ReTro: The first long-lived rhesus monkey clone

Scientists in China have reported the successful cloning of a rhesus monkey using somatic cell nuclear transfer, a technique that was used to create Dolly the sheep. The cloned monkey, named ReTro, has survived for more than two years, making it the longest living clone of its species.

Somatic cell nuclear transfer (SCNT) is a method of cloning that involves transferring the nucleus of a body cell, such as a skin cell, into an egg cell that has had its own nucleus removed. The egg cell, which now contains the donor’s DNA, is then stimulated to start developing into an embryo. The embryo can be implanted into a surrogate mother, where it can grow into a baby that is genetically identical to the donor.

ReTro: The first long-lived rhesus monkey clone
ReTro: The first long-lived rhesus monkey clone

SCNT has been used to clone various mammals, such as sheep, cows, pigs, and dogs. However, cloning primates, such as monkeys and humans, has been much more challenging. The first primate clones, two cynomolgus monkeys, were produced in 2018 using SCNT. However, no rhesus monkey, a widely used model for biomedical research, had been cloned using this technique until now.

How did the researchers clone ReTro?

The researchers, led by Falong Lu, Zhen Liu, and Qiang Sun from the Chinese Academy of Sciences, performed a comparative analysis of the genomes and epigenomes of embryos and placentas derived from SCNT and from natural fertilization. They found that SCNT embryos and placentas had abnormal patterns of DNA methylation, a chemical modification that affects gene expression. They also found that SCNT placentas had defects in their structure and function, such as calcification and hyperplasia.

To overcome these problems, the researchers devised a strategy called trophoblast replacement (TR), which involves replacing the outer layer of cells of the SCNT embryo, which forms the placenta, with cells from a normal embryo. They reasoned that this would improve the health and development of the cloned fetus and the surrogate mother.

Using this technique, the researchers produced 109 SCNT-TR embryos and transferred them into 29 surrogate mothers. Only one pregnancy resulted in a live birth, a male rhesus monkey named ReTro. ReTro was born on November 27, 2021, and has been healthy and normal for more than two years.

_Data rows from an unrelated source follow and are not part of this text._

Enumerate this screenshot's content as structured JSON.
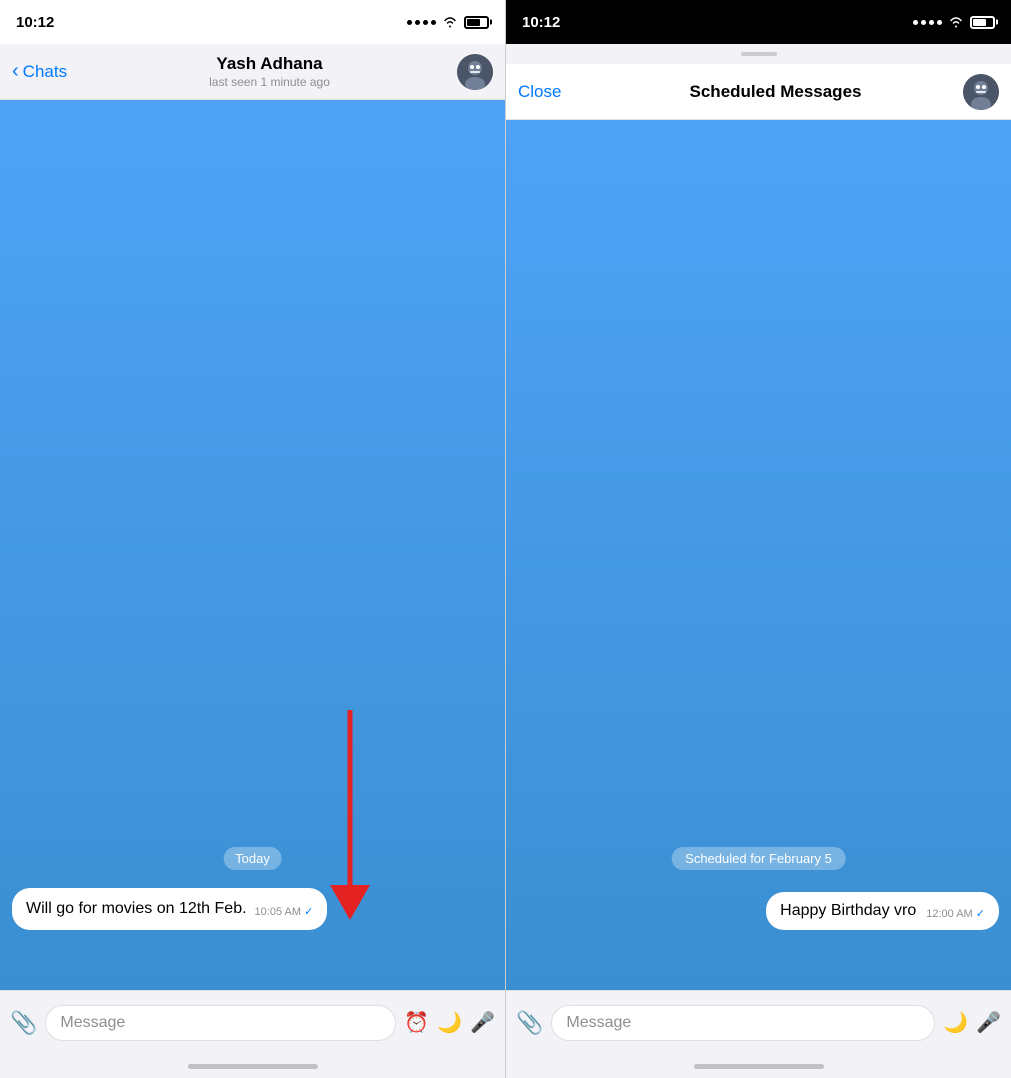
{
  "left_panel": {
    "status_time": "10:12",
    "nav": {
      "back_label": "Chats",
      "title": "Yash Adhana",
      "subtitle": "last seen 1 minute ago"
    },
    "date_label": "Today",
    "message": {
      "text": "Will go for movies on 12th Feb.",
      "time": "10:05 AM",
      "check": "✓"
    },
    "input": {
      "placeholder": "Message"
    }
  },
  "right_panel": {
    "status_time": "10:12",
    "nav": {
      "close_label": "Close",
      "title": "Scheduled Messages"
    },
    "scheduled_label": "Scheduled for February 5",
    "message": {
      "text": "Happy Birthday vro",
      "time": "12:00 AM",
      "check": "✓"
    },
    "input": {
      "placeholder": "Message"
    }
  }
}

He is the first rhesus monkey clone to survive well after birth using SCNT.

Why is this research important?

The researchers claim that their study demonstrates the feasibility and safety of cloning rhesus monkeys using SCNT-TR. They also suggest that their findings could help improve the understanding and efficiency of SCNT in other mammals, including humans.

Cloning rhesus monkeys could have several applications for biomedical research, such as creating genetically identical models for studying diseases, testing drugs, and developing therapies. It could also help conserve endangered primate species and preserve their genetic diversity.

However, the research also raises ethical and social concerns, such as the welfare of the animals involved, the potential misuse of the technology, and the implications for human cloning. The researchers acknowledge these issues and call for more public discussion and regulation of primate cloning.